オンライン購入の精度を上げるには、「自分の体がキレイに見えるパンツ」のサイズを把握するのがいちばん。お気に入りのデニムやスラックスの寸法を測って、スマホなどにメモしておくと便利です。

【実際の写真】ブランドごとのサイズ表記、着用するとここまで差が…

計測箇所は下記のとおり。

1:ウエスト
2:ヒップ
3:ワタリ幅(のちほど解説)
4:股上
5:股下

この数値が「自分に合うパンツの基準」になり、通販サイトの実寸と照らし合わせて選ぶと、サイズのミスマッチをほぼ防ぐことができます。

サイズ表記に惑わされないで!

S・M・Lなどのサイズ表記はブランドごとに基準が大きく違うため、表記だけで選ぶと失敗しやすくなります。

とくにパンツはシルエットやサイズ感の違いがいちばん出やすいアイテムです。「このブランドではSでも余裕なのに、違うブランドになるとLがちょうどいい」なんてことも多々あります。

「届いてみたら形が違った…」を防ぐためにも、実寸の数字を見る習慣をつけておくと安心です。

迷ったら「ワタリ幅と股上」で選ぶ

とくに見てほしいのがワタリ幅(もも周り)です。理由は、ウエストやヒップが同じでも、太ももの太さには個人差がとても出やすいから。ヒップはちょうどよくても、ワタリ幅がたりないとシワが出たり、座ったときに窮屈さを感じてしまいます。

股上も、履いたときの印象を大きく左右するポイント。トレンドが出やすい部分でもあり、深さの違いで脚の見え方が変わるので、必ずチェックしたい箇所です。

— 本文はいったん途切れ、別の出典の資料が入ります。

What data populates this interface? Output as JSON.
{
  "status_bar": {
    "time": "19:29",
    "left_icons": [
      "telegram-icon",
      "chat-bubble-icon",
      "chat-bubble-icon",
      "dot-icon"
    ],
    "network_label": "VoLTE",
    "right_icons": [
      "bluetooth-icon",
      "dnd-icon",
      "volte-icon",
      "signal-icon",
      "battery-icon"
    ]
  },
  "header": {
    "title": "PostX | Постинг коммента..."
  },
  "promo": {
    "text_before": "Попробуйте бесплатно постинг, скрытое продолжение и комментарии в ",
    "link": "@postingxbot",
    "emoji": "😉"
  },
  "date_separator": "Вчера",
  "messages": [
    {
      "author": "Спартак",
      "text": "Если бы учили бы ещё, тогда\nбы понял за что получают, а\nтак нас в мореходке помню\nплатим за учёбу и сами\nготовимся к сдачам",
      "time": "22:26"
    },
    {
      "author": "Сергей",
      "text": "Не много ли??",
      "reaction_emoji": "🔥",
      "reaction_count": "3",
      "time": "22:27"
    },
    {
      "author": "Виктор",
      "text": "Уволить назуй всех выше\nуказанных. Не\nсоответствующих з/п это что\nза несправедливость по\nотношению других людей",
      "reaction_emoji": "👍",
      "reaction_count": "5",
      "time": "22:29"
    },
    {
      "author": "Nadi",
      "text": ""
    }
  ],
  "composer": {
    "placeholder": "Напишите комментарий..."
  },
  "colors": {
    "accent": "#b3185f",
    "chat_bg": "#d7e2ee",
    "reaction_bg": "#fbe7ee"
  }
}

さらに、裾幅はパンツ全体のシルエットを決める要となる部分。同じワイドパンツでも、裾幅によって見え方はまったく変わります。目安として、裾幅が30cmを超えるとしっかりワイドな印象になるので、イメージと差が出ないよう気をつけたいところです。

パンツが決まれば全体が整う

私が少数精鋭のクローゼットをつくるうえで、いちばん大事なのは「ボトム選び」だと考えています。土台となるパンツが体をきれいに見せてくれると、どんなトップスでもバランスよく決まります。そのためにも、表記サイズではなく「自分に合う実寸」を知っておくことが大切です。

オンラインでも、自分の体に寄り添う1本を選べるようになると、買い物の失敗が減り、クローゼット全体がもっと整うはず。まずはお気に入りの1本を測ることから始めてみてください。